When life circumstances affect health. What happens next?
What happens when homeless patients are released from the hospital? How will they refill prescriptions for chronic conditions?
What about someone who returns to a home with domestic violence? Or a COPD patient with depression who still smokes?
Connecting patients in need with community services.
Where you live, your income, home situation, the type of job you have – these factors can significantly impact how well you’ll heal following a hospitalization.
You may hear health care workers use the term “social determinants of health.”
This describes how our environment can affect our health. Where we live, learn, work, play and worship all play a role in how healthy or unhealthy we are, according to the Centers for Disease Control and Prevention (CDC).
These social determinants of health include alcohol use, depression, financial resource strain, food insecurity, intimate partner violence, physical activity, social connections, stress, tobacco use and transportation needs.
Epic integration. First in Texas.
Care navigators, social workers, case managers and clinical staff now have access to Epic-integrated community resources to support patients after they leave our care.
The Aunt Bertha website provides clinicians more options to help patients, and we’re the first in Texas to do this. Aunt Bertha connects patients in need to reduced cost services for food, housing, transportation, medical care, job training, legal services and more.

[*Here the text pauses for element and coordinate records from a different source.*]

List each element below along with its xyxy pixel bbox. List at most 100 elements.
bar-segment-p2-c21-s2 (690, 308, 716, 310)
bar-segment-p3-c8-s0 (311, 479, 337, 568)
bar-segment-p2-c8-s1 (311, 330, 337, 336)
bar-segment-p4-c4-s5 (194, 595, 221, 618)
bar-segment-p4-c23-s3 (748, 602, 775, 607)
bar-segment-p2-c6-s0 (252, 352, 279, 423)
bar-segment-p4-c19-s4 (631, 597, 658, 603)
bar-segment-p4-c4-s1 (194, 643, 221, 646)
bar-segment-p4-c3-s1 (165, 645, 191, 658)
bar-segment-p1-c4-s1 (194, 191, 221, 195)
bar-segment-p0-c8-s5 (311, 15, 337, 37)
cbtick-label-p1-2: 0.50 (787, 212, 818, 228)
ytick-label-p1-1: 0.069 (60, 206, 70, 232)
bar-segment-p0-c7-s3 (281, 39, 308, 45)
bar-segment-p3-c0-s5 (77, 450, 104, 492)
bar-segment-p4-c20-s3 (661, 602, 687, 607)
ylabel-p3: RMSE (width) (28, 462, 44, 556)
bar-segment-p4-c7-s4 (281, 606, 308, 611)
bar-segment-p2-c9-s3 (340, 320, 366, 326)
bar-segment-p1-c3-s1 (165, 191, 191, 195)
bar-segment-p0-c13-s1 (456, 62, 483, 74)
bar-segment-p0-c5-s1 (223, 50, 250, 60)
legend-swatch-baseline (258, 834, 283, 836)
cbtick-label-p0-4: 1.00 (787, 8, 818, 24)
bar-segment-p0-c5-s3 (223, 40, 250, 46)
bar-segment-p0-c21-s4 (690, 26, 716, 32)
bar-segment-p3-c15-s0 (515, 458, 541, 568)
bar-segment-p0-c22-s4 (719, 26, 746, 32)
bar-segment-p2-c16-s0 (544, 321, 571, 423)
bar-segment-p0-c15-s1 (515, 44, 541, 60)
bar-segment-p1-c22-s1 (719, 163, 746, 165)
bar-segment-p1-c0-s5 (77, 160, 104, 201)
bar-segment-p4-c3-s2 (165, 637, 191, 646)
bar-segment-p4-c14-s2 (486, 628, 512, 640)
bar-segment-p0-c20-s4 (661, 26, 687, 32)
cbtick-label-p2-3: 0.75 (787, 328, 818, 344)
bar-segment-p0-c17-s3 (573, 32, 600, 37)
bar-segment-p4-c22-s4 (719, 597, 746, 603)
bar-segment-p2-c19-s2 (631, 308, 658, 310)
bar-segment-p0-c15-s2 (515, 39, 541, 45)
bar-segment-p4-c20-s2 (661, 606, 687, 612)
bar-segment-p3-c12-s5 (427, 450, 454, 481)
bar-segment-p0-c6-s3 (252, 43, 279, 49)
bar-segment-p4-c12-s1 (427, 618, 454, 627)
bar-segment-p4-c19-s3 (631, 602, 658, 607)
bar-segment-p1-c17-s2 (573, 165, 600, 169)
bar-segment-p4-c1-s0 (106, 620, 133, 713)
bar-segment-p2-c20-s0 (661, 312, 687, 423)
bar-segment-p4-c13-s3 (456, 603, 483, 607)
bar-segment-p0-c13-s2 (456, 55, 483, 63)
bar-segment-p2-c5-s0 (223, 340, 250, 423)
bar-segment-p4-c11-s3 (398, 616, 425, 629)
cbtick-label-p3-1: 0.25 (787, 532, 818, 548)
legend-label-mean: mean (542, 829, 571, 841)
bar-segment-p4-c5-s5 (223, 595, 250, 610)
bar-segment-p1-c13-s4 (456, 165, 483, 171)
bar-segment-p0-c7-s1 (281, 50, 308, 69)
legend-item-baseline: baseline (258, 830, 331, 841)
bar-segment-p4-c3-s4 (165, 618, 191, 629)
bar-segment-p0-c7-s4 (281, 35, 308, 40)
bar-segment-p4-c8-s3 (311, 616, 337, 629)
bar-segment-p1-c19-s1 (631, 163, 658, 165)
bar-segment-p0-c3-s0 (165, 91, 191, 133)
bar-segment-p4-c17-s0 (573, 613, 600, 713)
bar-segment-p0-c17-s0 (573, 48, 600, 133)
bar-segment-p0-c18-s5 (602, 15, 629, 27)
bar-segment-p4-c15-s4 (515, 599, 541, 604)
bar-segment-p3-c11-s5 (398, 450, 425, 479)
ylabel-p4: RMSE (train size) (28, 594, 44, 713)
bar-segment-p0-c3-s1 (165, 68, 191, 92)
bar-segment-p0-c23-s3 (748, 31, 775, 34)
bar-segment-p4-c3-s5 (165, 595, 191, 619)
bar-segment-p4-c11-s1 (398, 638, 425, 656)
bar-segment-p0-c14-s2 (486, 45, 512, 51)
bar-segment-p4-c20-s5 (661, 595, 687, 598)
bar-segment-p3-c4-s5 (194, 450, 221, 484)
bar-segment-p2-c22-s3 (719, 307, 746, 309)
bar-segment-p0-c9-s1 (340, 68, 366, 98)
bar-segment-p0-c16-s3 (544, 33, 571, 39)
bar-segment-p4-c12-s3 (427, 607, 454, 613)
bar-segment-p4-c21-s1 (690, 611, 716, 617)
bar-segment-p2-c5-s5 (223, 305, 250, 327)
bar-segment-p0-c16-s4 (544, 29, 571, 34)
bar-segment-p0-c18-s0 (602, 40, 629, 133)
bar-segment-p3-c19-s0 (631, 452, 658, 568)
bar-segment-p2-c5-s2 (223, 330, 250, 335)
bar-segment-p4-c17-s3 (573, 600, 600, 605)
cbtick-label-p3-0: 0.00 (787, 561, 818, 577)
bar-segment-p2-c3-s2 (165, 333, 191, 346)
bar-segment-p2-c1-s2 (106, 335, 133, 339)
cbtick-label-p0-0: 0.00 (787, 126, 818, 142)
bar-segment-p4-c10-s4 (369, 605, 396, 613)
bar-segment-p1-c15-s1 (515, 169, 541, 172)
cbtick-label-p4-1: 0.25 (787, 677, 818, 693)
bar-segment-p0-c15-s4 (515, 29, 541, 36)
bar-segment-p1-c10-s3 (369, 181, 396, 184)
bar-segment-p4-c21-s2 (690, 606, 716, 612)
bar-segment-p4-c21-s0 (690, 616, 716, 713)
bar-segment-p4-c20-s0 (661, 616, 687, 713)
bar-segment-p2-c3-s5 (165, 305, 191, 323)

Aunt Bertha helps our clinicians close social care gaps affecting a patient’s overall health.
Treating the whole person. Not just the disease.
When our clinicians identify patients struggling with issues beyond their health, all they need to do is click and community resources are there to help.
In addition to providing unparalleled patient care, we now have access to more community resources that can improve quality of life for vulnerable patients. This is another way Houston Methodist care extends beyond our hospital walls.